PHP :: Sec Bug #67249 :: printf out-of-bounds read

[2014-05-12 01:35 UTC] stas@php.net

Description:
------------
printf does not check bounds properly when parsing padding specifier (single quote) which may lead to read of string past the end of the buffer. 

Test script:
---------------
printf("%’", "foo")

Expected result:
----------------
""

Actual result:
--------------
==17598== Conditional jump or move depends on uninitialised value(s)
==17598==    at 0x77EA6A: php_formatted_print (formatted_print.c:504)
==17598==    by 0x77F7B5: zif_user_sprintf (formatted_print.c:671)
==17598==    by 0x8FA5E2: zend_do_fcall_common_helper_SPEC (zend_vm_execute.h:550)
==17598==    by 0x8EBE7F: execute_ex (zend_vm_execute.h:363)
==17598==    by 0x86A089: zend_eval_stringl (zend_execute_API.c:1187)
==17598==    by 0x86A168: zend_eval_stringl_ex (zend_execute_API.c:1234)
==17598==    by 0x928472: do_cli (php_cli.c:1034)
==17598==    by 0x928EB7: main (php_cli.c:1378)

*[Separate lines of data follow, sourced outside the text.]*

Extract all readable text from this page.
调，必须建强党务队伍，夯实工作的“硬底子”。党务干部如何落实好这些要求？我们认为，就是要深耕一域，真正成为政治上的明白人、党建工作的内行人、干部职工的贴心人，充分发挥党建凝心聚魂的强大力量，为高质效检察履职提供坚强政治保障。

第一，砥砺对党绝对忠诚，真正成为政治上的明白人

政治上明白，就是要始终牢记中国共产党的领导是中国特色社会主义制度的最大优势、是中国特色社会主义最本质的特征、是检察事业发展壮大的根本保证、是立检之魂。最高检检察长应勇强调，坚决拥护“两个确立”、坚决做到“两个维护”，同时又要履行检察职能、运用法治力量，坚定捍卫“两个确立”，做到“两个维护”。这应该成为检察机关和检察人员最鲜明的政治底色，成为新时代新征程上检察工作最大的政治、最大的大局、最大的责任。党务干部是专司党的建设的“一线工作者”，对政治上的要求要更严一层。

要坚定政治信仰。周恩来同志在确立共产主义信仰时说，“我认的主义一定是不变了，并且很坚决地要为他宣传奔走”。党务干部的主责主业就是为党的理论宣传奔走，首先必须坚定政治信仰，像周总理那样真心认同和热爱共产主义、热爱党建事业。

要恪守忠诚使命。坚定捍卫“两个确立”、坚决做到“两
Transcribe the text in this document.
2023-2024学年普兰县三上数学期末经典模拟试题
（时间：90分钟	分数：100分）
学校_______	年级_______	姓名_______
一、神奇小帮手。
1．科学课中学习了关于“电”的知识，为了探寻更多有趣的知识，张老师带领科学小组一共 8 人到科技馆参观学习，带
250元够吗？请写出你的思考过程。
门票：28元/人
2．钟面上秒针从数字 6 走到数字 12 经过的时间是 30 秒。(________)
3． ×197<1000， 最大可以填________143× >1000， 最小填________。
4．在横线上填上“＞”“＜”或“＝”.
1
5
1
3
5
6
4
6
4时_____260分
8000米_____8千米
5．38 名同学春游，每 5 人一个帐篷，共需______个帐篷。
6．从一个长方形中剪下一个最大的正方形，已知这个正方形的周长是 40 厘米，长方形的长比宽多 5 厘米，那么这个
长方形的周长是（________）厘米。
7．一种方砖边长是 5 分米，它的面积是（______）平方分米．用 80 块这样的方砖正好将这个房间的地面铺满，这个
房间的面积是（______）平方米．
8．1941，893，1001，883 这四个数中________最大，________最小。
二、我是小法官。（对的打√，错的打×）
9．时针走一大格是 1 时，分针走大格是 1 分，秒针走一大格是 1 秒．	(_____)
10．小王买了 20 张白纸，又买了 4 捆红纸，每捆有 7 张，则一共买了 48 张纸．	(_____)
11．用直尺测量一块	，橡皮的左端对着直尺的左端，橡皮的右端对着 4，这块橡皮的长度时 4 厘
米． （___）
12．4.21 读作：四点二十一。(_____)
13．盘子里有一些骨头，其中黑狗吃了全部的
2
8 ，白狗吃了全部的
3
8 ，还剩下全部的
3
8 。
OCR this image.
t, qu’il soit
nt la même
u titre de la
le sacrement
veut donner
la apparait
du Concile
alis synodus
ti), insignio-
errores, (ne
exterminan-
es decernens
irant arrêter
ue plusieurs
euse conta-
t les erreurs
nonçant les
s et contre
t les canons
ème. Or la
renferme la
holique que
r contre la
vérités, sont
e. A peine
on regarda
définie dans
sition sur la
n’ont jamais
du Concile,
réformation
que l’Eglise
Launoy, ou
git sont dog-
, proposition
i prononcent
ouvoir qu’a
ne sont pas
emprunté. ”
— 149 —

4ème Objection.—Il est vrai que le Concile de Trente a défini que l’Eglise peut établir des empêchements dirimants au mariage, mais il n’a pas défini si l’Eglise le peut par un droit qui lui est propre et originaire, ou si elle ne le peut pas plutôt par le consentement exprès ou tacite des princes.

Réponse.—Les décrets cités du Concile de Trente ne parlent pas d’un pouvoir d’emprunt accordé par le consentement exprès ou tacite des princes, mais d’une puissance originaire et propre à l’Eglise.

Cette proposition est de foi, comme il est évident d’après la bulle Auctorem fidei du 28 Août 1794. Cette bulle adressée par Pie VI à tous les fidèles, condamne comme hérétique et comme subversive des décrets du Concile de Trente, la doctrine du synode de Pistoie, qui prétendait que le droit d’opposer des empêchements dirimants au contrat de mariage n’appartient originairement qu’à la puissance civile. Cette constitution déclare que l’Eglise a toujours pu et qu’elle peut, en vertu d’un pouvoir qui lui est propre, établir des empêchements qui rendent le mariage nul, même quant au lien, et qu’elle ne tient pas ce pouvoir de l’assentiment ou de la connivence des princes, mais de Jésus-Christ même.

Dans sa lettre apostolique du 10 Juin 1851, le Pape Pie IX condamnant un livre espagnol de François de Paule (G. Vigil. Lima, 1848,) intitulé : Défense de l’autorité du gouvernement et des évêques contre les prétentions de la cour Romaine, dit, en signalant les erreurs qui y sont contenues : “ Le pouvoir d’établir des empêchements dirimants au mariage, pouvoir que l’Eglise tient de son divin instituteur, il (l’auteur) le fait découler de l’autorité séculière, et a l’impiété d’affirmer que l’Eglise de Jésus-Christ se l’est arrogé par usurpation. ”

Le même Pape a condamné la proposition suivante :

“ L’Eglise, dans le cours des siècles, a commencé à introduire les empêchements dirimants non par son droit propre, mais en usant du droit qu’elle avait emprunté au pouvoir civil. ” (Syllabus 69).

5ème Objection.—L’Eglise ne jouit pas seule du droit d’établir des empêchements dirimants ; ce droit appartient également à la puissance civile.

[2014-05-12 01:40 UTC] stas@php.net

Test script should be printf("%'", "foo") (no unicode chars)

[2014-05-27 19:21 UTC] stas@php.net

-Status: Open +Status: Closed -Assigned To: +Assigned To: stas

[2014-05-27 19:21 UTC] stas@php.net

The fix for this bug has been committed.

Snapshots of the sources are packaged every three hours; this change
will be in the next snapshot. You can grab the snapshot at
http://snaps.php.net/.

 For Windows:

http://windows.php.net/snapshots/
 
Thank you for the report, and for helping us make PHP better.